Proverbs 19:3 says that foolishness is counterproductive: “A person's own folly leads to their ruin.” Jesus in Mark 7:22 uses a word which means “senselessness” and is translated “folly.” In that context Jesus describes what comes out of the heart of man and defiles him. Foolishness is one of the evidences that man has a defiled, sinful nature. Proverbs 24:9 says, “The schemes of folly are sin.” Foolishness, then, is really the breaking of God’s law, for sin is lawlessness (1 John 3:4).
Back to Proverbs 22:15 "Foolishness is bound in the heart of a child; but the rod of correction shall drive it far from him."
Children are mischievous. The way children learn right from wrong is by their parents training them. A lesson is best learned by making mistakes and being punished by those mistakes. A good paddling along with correction drives the lesson home.
The child, who is punished for doing things he has been told not to do, learns quicker than if he is just talked to. It is a natural tendency for a child to misbehave.
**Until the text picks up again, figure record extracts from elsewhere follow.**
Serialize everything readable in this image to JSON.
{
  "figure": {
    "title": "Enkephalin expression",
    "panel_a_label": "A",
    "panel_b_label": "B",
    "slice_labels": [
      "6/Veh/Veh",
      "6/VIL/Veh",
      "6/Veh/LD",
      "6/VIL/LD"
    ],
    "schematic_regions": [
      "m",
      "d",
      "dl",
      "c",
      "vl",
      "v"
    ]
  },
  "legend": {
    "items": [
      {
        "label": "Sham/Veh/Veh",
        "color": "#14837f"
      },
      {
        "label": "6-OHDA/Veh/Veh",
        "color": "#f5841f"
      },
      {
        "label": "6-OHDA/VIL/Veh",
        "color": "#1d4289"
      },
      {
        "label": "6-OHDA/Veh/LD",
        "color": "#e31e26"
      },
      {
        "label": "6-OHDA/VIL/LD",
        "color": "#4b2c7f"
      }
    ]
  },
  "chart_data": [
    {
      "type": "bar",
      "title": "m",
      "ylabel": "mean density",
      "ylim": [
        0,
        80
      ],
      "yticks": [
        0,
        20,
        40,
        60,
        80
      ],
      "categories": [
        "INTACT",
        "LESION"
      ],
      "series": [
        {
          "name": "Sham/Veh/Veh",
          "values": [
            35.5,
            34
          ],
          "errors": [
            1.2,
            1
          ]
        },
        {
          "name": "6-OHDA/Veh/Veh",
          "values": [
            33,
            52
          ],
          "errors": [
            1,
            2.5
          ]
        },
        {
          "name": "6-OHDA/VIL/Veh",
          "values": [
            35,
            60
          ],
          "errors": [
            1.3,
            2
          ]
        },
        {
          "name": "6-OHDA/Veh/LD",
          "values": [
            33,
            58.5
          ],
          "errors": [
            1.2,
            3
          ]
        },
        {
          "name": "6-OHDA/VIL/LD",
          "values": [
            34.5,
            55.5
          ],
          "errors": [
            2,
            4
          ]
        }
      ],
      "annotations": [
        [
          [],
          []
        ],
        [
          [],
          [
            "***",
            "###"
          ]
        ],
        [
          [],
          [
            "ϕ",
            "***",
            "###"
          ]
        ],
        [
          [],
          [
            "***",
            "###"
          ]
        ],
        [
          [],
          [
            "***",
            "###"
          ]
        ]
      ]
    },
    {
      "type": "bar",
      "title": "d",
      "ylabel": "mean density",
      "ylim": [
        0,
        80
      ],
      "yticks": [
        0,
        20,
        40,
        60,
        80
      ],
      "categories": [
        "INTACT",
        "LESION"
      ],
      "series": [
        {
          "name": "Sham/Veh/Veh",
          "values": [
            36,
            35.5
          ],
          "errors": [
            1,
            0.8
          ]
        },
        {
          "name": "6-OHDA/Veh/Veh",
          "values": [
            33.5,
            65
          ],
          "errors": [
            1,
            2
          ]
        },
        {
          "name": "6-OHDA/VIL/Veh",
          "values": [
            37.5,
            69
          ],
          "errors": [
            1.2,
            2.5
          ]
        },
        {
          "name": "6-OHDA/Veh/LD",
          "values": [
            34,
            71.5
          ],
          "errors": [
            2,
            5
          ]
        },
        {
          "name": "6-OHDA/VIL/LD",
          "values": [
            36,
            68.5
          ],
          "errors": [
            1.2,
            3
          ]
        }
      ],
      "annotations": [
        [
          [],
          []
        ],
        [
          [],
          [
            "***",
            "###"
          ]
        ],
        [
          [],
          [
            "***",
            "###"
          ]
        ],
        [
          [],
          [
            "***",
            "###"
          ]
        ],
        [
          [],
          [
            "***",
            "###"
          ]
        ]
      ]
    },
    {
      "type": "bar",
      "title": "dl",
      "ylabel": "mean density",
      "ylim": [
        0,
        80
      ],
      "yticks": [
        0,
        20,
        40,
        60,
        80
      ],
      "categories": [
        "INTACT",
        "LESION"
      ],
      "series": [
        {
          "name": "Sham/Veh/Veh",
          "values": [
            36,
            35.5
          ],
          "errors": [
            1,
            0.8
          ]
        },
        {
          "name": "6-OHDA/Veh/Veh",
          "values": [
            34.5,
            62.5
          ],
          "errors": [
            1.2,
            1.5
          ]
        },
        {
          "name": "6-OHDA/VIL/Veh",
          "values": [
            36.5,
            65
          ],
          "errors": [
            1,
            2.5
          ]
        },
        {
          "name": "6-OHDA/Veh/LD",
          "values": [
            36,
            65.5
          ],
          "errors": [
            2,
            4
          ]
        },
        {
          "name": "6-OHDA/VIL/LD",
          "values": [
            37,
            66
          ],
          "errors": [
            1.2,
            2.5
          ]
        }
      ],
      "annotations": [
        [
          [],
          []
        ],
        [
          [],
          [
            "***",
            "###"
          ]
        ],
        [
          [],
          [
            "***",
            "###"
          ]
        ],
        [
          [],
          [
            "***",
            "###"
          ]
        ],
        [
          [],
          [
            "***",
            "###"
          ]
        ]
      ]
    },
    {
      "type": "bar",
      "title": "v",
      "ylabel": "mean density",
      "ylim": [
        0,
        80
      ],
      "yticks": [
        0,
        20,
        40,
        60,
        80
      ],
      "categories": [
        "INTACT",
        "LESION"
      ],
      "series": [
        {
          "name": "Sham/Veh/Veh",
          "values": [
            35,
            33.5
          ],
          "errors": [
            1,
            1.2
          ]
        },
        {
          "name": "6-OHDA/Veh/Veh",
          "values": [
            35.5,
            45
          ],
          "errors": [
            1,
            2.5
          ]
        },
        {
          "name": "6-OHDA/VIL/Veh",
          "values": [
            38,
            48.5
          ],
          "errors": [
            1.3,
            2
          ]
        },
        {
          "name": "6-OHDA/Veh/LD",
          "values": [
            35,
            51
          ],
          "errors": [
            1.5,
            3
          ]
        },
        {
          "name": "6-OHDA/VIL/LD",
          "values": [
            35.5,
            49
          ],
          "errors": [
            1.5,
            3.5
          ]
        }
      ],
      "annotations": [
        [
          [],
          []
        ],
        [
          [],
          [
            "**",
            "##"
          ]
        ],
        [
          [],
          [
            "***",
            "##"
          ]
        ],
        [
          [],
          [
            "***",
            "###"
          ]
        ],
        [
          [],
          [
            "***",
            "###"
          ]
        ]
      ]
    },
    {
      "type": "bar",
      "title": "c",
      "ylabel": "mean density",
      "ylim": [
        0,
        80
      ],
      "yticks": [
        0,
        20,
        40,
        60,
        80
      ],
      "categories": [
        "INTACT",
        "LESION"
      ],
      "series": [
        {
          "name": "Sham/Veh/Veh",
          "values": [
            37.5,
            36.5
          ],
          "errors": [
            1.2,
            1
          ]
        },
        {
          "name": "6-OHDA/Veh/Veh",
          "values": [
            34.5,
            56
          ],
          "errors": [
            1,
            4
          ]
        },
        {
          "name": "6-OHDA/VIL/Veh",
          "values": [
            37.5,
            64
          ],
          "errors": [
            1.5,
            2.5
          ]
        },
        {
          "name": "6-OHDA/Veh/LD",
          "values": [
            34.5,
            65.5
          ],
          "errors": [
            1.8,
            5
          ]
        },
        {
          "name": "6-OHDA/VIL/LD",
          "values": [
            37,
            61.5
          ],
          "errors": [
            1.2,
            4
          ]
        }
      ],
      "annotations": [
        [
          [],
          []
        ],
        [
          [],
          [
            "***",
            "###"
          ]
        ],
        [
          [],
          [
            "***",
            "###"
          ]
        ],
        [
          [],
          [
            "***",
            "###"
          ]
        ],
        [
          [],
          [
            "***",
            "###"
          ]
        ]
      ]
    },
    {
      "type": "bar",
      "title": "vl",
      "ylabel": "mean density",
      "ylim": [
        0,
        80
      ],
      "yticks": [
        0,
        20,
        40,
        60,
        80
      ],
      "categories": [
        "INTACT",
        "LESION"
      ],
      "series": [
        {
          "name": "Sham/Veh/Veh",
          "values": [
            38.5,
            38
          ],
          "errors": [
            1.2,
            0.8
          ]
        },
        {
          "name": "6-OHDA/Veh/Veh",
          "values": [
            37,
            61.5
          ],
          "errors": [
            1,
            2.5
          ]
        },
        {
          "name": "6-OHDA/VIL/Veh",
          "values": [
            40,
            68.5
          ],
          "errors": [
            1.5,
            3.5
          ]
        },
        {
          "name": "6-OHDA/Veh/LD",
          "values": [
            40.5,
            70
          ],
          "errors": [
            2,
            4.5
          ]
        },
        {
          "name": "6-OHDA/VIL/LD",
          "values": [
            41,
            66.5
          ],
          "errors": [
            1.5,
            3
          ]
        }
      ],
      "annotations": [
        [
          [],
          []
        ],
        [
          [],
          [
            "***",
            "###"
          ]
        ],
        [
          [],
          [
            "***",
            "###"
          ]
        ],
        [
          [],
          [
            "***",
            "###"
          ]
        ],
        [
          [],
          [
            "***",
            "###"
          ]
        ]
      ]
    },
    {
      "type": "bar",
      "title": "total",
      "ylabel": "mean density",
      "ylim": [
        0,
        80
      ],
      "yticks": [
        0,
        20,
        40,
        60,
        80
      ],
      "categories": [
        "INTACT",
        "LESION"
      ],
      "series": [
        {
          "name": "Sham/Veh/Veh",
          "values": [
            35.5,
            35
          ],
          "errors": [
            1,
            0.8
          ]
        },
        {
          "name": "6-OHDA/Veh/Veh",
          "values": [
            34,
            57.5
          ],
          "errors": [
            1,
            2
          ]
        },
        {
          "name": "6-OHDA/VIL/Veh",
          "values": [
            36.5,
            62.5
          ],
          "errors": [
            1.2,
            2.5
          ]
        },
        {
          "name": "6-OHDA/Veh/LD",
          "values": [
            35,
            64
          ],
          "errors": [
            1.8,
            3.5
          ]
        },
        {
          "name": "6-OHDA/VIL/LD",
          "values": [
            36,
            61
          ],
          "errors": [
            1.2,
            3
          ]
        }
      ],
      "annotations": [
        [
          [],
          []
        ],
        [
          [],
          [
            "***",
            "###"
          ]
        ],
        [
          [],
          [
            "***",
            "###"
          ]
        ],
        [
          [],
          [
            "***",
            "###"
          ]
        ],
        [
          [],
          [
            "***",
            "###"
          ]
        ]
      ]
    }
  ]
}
A loving parent will spank him for bad behavior, and he will learn to do better.
There is a phrase known to many of us "spare the rod, spoil the child" is a modern-day proverb that means if a parent refuses to discipline an unruly child, that child will grow accustomed to getting his own way. He will become, in the common vernacular, a spoiled brat. The saying comes from Proverbs 13:24, “He who spares the rod hates his son, but he who loves him is careful to discipline him.” The Lord uses discipline to reveal our sin to us. This is also how parents reveal the truth of our need for a Savior to their children. When a child does not feel the consequence of his sin, he will not understand that sin requires punishment. The Lord provides a way to salvation and forgiveness through Jesus, but that means little to those who do not see their sin.
Furthermore, correction shows us that we are not above reproach and that we are accountable for our actions.
When it comes to our eternal destiny, one is either a fool, meaning he rejects the gospel of Christ, or one is wise, meaning he believes in Christ and commits his life to Him (see Matthew 7:24–27). The believer discovers that the gospel—what he thought was foolishness—is in reality the wisdom of God providing him eternal salvation.